ST. PETERSBURG, Fla. — Ted Lilly made an outstanding first impression for the Oakland Athletics.
The left-hander did not allow a hit for 4 2-3 innings in his Oakland debut as the A’s beat the Tampa Bay Devil Rays 4-0 Monday night.
Lilly, acquired from the New York Yankees on July 5 as part of a three-team, seven-player trade, made his first appearance since a June 29 loss to the New York Mets in which allowed six runs in four innings.
Lilly (4-6), who pitched a one-hitter and a three-hitter this season for the Yankees, didn’t allow a hit until John Flaherty singled to left with two outs in the fifth inning. He left after the first two batters reached in the seventh.
“Fantastic,” Oakland manager Art Howe said. “And for such a long layoff, that was an outstanding performance.”
In all, Lilly allowed three hits with four strikeouts and two walks.
“I felt pretty good throughout the game,” Lilly said. “I wasn’t sure how long I was going to be out there, so I didn’t try to overthrow and I think that’s one of the things that was effective for me.”
Chad Bradford, Mike Venafro and Billy Koch finished the four-hitter.
Miguel Tejada had two RBIs for Oakland, which has won eight of 11. The Athletics are 7-1 against Tampa Bay this season, and have won 11 of their past 12 against the Devils Rays.
Tampa Bay starter Ryan Rupe (5-10) lasted just 2 1-3 innings — allowing three runs, four hits and three walks — in his first start since June 19. The right-hander aggravated a right knee injury that landed him on the 15-day disabled list last month.
“If I was guessing, it would probably look that way,” said Rupe, when asked if he thought the injury would put him back on the DL. “I tweaked it pretty good again. It’s frustrating. There’s nothing I can do about it. You keep your head up, and keep going.”

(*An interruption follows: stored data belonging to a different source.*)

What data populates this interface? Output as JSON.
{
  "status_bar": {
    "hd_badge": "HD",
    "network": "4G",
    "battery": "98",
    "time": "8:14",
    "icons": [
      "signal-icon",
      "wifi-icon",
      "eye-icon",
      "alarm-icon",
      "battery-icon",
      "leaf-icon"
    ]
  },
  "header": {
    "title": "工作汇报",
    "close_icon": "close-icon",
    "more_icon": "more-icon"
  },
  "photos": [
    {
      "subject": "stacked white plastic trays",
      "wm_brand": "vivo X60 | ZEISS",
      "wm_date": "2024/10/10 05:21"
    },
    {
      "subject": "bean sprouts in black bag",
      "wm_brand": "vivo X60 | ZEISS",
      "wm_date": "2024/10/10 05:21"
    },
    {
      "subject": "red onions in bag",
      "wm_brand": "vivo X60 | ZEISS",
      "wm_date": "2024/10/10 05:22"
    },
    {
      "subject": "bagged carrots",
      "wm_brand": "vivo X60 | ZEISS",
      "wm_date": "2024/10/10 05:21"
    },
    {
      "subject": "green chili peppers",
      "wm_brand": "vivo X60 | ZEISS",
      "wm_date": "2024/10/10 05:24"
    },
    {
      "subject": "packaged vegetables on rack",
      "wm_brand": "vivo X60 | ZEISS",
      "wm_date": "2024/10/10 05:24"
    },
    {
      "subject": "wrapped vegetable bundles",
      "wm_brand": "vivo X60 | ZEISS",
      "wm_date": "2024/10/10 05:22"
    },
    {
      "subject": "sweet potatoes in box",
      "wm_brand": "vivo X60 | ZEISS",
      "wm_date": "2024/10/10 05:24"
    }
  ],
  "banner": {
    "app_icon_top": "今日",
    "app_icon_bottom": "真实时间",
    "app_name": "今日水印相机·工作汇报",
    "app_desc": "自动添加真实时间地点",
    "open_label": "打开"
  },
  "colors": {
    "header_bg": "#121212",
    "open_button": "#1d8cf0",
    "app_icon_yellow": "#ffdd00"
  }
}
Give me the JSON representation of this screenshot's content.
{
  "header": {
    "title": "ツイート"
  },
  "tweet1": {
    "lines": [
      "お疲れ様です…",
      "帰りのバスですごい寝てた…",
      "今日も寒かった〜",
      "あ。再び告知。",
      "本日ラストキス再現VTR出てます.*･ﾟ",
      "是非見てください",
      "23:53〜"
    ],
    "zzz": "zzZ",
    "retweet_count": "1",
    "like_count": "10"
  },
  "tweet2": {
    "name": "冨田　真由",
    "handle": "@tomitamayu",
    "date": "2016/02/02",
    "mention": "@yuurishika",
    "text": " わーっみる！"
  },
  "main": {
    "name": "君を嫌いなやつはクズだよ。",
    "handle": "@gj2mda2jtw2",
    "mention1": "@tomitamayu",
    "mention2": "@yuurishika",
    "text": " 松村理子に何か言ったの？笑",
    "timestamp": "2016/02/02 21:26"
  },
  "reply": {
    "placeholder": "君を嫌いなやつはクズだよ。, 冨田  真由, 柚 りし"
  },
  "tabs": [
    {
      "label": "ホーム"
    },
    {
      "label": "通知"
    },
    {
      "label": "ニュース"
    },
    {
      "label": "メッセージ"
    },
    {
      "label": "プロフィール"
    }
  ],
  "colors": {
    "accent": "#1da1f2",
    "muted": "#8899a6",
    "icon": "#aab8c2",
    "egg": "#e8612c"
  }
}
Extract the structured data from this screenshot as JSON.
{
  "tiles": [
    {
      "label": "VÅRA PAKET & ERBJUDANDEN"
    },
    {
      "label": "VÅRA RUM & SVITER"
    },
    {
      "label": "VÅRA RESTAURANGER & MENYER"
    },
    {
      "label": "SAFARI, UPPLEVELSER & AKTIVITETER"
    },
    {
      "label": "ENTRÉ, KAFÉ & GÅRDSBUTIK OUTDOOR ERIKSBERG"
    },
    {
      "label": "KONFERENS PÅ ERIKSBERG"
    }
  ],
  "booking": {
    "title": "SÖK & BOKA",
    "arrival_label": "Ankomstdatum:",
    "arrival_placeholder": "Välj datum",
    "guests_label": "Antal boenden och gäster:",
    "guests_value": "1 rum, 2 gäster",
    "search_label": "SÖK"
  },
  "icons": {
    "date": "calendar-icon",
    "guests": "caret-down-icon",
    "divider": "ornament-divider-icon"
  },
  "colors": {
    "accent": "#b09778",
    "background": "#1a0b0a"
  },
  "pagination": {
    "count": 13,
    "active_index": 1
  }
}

Rupe, likely to undergo an MRI exam Tuesday, is the second Tampa Bay starter to be hurt in as many days. Wilson Alvarez reported arm discomfort Monday, one day after pitching just 1 2-3 innings.
The Devil Rays have lost 10 of 11, and have a major league-worst record of 29-61. Tampa Bay has been shutout 11 times, tying Kansas City for the most this season in the majors.
The latest defeat comes one day after Tampa Bay battled back from a 5-0 deficit against Seattle All-Star Freddy Garcia to tie the game before dropping a 7-6 decision.
“Our bats were cold,” Tampa Bay manager Hal McRae said. “I thought we would have a good game today. I really did. I’m surprised we didn’t swing the bats better today.”